DOREMI Denoised Distantly Supervised Datasets
Authors/Creators
Description
This repository contains the distant denoised dataset produced using the DOREMI framework.
DOcument-level Relation Extraction optiMizing the long taIl (DOREMI) is an active learning-based system that enhances the training data through targeted manual annotation of highly informative examples. DOREMI operates upstream in the general DocRE pipeline by augmenting the dataset in a model-agnostic fashion, enabling any downstream DocRE model to benefit from improved long-tail coverage. Such an approach results in the production of a Denoised Distantly Supervised Dataset (DDS) that can be used to train any existing DocRE model, demonstrating improvements in long-tail relation predictions.
We release four DDSs, which were used for the experimental evalutation of DOREMI. Two datasets (denoted by "DOREMI") were generated by cleaning the DocRED distant dataset by the DOREMI framework utlizing DocRED and Re-DocRED. The other two datasets were generated by an hybrid approach (denoted by "DU"), combining DOREMI long-tail predictions with UGDRE annotations for frequent relations.
File Outline
All datasets are a denoised version of the DocRED distant dataset. Hence, they all contain the same documents and entities. The DocRED distant dataset consists of 101,873 documents and 1,965,484 entities.

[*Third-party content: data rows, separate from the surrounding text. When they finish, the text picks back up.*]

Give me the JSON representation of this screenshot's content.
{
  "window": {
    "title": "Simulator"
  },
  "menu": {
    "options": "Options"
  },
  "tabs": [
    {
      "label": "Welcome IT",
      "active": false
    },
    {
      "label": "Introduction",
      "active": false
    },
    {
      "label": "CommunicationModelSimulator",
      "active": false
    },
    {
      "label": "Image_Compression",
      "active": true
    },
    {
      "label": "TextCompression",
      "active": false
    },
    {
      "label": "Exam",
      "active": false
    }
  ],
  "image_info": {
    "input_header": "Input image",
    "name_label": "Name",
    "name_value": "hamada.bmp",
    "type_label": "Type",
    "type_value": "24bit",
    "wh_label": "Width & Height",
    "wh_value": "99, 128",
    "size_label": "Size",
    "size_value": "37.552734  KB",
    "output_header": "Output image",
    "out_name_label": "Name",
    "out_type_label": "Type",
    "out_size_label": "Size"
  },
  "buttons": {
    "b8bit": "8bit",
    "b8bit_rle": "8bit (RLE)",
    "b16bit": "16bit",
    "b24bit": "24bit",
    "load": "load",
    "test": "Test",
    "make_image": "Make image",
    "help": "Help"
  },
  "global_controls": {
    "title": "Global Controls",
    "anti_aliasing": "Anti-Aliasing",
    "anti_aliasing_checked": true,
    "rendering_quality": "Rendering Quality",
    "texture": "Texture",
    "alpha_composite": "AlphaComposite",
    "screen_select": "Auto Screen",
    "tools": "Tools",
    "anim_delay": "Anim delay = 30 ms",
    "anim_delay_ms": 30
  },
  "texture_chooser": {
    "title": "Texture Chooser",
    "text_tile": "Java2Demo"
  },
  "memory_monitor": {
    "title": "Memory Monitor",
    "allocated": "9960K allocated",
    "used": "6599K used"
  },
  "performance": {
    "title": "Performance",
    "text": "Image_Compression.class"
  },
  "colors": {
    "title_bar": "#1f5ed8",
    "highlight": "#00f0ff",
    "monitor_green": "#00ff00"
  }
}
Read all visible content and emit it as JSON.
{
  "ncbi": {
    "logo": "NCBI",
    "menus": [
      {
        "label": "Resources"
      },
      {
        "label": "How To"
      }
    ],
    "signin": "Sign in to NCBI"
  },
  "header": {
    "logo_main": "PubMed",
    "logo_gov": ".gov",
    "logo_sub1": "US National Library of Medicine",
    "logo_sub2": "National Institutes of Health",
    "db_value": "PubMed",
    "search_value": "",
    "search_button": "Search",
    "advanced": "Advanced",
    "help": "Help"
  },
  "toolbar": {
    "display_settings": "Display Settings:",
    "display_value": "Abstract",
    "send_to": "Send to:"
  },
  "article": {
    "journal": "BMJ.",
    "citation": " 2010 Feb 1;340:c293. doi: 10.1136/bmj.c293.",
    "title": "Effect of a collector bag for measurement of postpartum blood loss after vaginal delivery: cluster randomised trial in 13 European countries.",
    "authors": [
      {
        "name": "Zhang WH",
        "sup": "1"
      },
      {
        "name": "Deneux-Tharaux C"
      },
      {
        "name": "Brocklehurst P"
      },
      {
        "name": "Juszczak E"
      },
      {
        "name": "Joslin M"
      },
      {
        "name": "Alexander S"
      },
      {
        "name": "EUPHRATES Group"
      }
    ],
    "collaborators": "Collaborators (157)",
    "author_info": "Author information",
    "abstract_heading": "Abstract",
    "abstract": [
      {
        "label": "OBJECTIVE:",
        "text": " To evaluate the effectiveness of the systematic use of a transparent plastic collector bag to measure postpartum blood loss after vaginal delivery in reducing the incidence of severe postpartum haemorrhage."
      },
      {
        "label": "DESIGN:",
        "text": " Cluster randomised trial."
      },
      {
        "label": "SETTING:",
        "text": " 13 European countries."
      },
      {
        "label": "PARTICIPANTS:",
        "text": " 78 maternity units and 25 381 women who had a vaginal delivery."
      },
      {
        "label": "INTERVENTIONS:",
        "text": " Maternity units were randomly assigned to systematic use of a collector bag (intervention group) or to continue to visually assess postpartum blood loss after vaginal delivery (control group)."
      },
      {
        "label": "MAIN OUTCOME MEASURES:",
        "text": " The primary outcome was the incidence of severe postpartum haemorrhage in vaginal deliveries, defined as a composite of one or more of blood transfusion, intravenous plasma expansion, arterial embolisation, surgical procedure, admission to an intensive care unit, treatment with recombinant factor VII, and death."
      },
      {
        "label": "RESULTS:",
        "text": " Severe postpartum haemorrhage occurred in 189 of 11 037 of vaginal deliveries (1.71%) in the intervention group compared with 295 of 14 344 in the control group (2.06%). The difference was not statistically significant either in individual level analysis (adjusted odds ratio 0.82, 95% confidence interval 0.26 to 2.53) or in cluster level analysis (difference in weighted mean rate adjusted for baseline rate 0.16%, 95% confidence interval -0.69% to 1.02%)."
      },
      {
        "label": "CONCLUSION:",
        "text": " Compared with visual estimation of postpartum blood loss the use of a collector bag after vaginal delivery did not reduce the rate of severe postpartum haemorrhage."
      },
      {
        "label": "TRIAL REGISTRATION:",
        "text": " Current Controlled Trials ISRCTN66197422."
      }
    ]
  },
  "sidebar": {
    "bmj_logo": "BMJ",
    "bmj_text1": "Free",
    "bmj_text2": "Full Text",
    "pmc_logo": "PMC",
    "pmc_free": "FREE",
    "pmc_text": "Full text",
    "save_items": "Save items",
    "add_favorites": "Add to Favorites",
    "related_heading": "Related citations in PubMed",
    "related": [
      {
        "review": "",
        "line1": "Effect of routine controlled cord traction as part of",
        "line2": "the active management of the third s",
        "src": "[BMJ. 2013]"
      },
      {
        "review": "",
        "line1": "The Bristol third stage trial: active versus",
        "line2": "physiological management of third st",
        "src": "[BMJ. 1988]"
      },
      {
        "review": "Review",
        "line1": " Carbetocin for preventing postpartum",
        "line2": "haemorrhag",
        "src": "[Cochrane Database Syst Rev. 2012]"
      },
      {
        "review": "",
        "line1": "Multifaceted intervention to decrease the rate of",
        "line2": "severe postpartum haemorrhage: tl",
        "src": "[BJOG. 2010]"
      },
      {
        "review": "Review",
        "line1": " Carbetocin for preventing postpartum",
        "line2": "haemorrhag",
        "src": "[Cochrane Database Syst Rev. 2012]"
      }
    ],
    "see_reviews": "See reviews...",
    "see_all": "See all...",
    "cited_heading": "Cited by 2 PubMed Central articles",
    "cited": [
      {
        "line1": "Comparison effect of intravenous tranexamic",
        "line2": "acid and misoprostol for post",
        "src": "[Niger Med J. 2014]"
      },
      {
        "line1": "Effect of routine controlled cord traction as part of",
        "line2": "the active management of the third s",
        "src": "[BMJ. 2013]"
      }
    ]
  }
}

The repository contains the following files:
- DOREMI-DDS-DocRED.json: DDS generated by DOREMI utilizing DocRED. The dataset consists of 1,704,161 positive examples.
- DOREMI-DDS-ReDocRED.json: DDS generated by DOREMI utilizing Re-DocRED. The dataset consists of 3,957,238 positive examples.
- DU-DDS-DocRED.json: DDS generated by combining DOREMI (utilizing DocRED) long-tail predictions with UGDRE annotations for frequent relations. The dataset consists of 1,726,707 positive examples.
- DU-DDS-ReDocRED.json: DDS generated by combining DOREMI (utilizing Re-DocRED) long-tail predictions with UGDRE annotations for frequent relations. The dataset consists of 1,796,229 positive examples.
Reproducibility Guidelines
This section describes how to obtain the results presented in the "Experimental Results" section of the paper.
Table 4 (and Tables A8 and B10 (a) of the Technical Appendix)
- The performances for rows utilizing DOREMI as Distant Data were obtained training the DocRE models with DOREMI-DDS-DocRED.json.
- The performances for rows utilizing D+U as Distant Data were obtained training the DocRE models with DU-DDS-DocRED.json.
Tables 5 and 6 (and Tables A8 and B10 (b) of the Technical Appendix))
- The performances for rows utilizing DOREMI as Distant Data were obtained training the DocRE models with DOREMI-DDS-ReDocRED.json.
- The performances for rows utilizing D+U as Distant Data were obtained training the DocRE models with DU-DDS-ReDocRED.json.